Unhandled exception. System.Net.Http.HttpRequestException: Response status code does not indicate success: 403.
at System.Net.Http.HttpResponseMessage.EnsureSuccessStatusCode()
at SonarScanner.MSBuild.PreProcessor.WebClientDownloader.TryDownloadIfExists(String url, Boolean logPermissionDenied)

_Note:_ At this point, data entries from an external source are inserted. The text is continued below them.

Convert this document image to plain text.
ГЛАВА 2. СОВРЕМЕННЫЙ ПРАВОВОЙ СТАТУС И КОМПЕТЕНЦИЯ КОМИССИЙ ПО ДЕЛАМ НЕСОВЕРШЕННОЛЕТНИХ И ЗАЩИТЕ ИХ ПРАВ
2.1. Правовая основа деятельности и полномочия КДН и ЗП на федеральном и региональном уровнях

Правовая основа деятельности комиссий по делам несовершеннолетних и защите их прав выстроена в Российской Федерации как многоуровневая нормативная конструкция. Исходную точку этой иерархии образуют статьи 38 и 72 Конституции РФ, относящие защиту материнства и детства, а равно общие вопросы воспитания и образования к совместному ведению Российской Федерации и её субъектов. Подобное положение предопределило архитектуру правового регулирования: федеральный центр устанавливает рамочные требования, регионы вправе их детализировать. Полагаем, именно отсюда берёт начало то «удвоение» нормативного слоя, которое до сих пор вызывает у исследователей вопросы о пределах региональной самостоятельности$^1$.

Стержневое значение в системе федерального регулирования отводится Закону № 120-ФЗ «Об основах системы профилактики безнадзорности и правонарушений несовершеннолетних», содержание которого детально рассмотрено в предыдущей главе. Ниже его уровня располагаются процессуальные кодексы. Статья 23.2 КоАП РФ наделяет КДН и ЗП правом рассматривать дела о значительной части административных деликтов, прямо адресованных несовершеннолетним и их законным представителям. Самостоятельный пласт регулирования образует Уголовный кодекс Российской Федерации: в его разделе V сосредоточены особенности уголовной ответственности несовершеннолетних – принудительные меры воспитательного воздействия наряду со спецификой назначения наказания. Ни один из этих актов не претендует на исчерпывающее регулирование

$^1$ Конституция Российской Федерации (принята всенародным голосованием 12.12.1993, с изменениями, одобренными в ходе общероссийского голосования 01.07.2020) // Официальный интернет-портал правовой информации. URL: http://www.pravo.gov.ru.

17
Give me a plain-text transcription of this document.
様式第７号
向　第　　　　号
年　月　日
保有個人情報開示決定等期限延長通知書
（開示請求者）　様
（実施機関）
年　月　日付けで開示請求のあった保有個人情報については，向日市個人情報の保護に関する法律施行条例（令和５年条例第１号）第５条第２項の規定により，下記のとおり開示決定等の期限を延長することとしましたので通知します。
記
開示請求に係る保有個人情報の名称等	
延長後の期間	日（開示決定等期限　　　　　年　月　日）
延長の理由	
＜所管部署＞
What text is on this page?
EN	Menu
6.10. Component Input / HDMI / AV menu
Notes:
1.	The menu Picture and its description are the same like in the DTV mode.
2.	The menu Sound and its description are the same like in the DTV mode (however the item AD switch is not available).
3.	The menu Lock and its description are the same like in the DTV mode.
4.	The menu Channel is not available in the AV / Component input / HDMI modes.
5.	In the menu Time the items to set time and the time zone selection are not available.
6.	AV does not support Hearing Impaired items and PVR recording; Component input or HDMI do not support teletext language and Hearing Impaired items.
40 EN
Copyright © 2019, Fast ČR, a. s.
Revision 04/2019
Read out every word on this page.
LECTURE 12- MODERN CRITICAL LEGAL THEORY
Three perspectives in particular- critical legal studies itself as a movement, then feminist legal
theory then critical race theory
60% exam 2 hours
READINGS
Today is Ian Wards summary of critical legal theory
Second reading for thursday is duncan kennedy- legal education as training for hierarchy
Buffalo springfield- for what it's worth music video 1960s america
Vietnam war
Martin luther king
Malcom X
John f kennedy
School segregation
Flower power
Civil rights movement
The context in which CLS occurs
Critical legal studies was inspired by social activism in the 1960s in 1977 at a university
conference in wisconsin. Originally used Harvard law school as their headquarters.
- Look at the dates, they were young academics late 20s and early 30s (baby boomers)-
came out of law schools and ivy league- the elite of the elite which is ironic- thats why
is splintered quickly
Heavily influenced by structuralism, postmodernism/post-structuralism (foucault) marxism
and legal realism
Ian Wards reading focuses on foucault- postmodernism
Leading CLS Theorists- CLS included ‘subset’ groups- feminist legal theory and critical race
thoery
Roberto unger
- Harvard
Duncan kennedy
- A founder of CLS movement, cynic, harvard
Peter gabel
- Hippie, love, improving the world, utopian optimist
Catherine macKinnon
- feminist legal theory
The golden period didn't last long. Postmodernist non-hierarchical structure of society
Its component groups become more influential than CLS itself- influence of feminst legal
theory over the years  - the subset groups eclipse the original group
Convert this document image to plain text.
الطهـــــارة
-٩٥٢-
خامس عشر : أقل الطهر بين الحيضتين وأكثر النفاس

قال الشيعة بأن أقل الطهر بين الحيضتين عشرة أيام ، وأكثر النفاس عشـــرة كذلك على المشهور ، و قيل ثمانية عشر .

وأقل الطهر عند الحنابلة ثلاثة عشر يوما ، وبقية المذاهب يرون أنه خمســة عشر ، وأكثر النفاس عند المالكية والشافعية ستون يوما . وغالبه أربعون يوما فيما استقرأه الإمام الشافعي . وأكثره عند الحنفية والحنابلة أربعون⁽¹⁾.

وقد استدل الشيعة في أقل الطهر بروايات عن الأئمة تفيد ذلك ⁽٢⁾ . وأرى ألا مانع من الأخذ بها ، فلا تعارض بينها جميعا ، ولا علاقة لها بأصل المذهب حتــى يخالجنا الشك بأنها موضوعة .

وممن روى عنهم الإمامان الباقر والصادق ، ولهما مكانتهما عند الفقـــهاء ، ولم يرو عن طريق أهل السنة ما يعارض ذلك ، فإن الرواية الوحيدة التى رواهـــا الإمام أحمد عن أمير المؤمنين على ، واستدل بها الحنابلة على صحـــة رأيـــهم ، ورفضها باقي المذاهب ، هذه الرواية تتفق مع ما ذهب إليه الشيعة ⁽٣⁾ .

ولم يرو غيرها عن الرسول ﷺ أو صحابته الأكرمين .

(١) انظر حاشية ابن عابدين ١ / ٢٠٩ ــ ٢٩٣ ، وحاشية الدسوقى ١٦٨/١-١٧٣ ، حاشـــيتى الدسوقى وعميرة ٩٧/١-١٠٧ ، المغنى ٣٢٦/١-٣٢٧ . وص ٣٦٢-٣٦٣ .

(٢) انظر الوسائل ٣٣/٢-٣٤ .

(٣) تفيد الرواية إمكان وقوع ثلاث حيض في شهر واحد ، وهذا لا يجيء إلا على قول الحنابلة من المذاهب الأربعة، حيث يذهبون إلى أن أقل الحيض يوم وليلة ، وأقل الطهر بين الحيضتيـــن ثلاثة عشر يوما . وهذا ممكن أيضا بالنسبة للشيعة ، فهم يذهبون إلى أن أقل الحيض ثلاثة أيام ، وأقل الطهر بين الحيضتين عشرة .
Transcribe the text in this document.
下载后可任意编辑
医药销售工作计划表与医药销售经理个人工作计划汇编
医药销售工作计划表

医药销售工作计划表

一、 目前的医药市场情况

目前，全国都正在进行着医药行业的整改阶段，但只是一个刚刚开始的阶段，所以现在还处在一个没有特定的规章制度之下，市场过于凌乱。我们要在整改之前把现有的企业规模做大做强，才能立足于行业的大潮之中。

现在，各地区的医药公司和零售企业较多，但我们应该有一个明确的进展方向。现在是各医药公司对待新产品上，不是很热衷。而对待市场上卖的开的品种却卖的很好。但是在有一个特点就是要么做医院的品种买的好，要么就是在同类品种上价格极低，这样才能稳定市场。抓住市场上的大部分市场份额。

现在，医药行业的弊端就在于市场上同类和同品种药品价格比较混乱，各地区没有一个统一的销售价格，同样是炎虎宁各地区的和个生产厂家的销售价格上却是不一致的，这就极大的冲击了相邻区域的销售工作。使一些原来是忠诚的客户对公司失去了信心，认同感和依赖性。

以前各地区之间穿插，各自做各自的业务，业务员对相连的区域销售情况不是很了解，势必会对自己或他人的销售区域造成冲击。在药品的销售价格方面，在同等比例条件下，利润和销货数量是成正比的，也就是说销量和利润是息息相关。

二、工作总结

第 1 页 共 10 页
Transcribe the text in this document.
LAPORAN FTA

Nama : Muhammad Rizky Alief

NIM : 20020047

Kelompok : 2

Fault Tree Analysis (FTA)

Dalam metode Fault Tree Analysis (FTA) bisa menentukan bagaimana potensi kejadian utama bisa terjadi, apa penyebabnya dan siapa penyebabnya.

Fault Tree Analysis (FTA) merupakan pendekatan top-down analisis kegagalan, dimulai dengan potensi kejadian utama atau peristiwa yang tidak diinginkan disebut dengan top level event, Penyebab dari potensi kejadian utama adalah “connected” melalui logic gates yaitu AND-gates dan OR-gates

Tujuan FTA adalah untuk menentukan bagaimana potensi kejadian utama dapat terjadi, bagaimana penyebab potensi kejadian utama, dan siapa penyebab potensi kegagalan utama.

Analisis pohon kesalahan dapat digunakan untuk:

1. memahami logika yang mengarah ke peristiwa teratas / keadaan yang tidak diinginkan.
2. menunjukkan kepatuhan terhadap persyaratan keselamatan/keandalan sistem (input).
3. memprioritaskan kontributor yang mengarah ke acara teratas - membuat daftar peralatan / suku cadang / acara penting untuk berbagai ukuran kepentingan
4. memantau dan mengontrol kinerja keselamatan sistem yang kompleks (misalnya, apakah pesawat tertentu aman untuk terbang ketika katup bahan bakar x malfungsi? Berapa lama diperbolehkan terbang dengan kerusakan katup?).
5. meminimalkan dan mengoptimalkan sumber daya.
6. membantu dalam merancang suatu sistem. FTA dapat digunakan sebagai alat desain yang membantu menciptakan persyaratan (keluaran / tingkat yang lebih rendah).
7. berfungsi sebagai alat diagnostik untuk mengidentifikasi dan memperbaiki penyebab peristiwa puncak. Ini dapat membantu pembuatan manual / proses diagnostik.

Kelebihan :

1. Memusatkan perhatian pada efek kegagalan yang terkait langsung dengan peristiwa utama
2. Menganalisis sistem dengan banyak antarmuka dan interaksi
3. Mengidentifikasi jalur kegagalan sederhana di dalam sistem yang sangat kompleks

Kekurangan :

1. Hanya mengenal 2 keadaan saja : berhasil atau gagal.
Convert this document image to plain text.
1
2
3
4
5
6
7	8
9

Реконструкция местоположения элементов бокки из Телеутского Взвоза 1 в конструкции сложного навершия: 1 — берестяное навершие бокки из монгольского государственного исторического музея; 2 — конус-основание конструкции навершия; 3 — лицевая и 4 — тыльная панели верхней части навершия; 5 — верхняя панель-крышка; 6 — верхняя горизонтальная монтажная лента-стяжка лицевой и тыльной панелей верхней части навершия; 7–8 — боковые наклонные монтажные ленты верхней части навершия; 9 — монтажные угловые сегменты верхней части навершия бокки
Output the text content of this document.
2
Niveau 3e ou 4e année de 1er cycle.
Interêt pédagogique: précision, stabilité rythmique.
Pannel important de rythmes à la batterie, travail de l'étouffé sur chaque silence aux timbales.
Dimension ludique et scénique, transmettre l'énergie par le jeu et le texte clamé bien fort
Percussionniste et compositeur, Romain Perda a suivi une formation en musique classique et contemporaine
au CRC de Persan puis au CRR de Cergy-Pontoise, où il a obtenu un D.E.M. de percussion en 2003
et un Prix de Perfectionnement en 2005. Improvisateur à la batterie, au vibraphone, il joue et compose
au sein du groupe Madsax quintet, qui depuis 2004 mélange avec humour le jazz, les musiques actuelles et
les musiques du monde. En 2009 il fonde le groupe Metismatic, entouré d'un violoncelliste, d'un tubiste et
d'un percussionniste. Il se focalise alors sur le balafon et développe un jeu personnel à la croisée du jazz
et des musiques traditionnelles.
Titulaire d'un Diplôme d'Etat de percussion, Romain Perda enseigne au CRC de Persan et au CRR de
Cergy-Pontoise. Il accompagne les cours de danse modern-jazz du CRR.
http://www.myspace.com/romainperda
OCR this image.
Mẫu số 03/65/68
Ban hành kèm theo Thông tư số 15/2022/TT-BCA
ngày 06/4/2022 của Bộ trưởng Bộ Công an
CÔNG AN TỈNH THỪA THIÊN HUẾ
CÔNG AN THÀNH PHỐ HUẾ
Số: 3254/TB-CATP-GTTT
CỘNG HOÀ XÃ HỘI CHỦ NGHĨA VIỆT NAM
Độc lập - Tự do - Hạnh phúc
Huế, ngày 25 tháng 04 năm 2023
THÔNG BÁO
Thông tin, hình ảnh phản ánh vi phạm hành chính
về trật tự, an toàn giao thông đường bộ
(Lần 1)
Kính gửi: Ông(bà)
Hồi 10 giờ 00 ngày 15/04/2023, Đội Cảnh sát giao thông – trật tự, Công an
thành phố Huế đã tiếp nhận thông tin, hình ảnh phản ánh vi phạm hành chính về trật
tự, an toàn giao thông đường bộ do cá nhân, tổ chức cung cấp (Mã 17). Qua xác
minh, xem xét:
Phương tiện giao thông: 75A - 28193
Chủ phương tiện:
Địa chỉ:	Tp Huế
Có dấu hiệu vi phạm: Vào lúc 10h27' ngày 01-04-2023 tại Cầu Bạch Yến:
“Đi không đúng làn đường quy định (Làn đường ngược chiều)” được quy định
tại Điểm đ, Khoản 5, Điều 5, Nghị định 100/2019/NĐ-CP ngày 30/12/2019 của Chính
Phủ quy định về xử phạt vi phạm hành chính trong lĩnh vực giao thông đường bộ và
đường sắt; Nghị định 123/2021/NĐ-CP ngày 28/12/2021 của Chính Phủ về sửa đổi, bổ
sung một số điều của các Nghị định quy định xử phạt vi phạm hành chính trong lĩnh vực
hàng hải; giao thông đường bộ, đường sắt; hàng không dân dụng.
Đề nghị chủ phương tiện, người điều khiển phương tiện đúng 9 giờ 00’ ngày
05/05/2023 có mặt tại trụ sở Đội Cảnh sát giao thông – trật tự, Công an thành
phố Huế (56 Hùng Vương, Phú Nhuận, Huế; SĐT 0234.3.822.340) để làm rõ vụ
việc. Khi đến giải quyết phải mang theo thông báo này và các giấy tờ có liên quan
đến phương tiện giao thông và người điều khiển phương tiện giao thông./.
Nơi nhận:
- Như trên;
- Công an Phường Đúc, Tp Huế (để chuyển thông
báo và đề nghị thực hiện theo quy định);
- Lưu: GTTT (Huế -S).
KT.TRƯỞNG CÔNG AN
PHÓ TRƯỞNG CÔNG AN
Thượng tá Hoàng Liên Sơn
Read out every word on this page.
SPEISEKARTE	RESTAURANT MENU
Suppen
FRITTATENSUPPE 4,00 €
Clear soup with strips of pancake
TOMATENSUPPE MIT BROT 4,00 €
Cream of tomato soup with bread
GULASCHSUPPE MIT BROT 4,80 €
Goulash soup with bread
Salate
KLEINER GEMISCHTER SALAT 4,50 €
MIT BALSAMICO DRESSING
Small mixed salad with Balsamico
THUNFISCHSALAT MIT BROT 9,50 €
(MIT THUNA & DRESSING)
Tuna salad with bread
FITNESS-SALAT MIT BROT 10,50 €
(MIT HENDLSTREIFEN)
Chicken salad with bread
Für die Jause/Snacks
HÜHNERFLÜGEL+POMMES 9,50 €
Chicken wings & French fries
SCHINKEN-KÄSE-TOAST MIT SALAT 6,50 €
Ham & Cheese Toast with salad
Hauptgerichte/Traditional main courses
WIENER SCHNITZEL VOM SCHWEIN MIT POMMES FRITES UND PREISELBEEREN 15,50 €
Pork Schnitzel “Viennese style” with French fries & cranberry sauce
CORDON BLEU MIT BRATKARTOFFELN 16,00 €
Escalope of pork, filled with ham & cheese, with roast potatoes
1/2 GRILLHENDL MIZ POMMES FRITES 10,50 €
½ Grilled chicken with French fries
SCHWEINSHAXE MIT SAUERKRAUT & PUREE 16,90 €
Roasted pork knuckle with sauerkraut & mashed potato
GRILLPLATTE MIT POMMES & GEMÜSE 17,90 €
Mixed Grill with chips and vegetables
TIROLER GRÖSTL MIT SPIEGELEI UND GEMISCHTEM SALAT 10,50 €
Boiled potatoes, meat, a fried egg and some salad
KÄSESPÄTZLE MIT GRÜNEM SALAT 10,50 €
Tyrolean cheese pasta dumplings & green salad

at SonarScanner.MSBuild.PreProcessor.WebServer.SonarWebServer.DownloadQualityProfile(String projectKey, String projectBranch, String language)
at SonarScanner.MSBuild.PreProcessor.PreProcessor.FetchArgumentsAndRuleSets(ISonarWebServer server, ProcessedArgs args, BuildSettings settings)
at SonarScanner.MSBuild.PreProcessor.PreProcessor.DoExecute(ProcessedArgs localSettings)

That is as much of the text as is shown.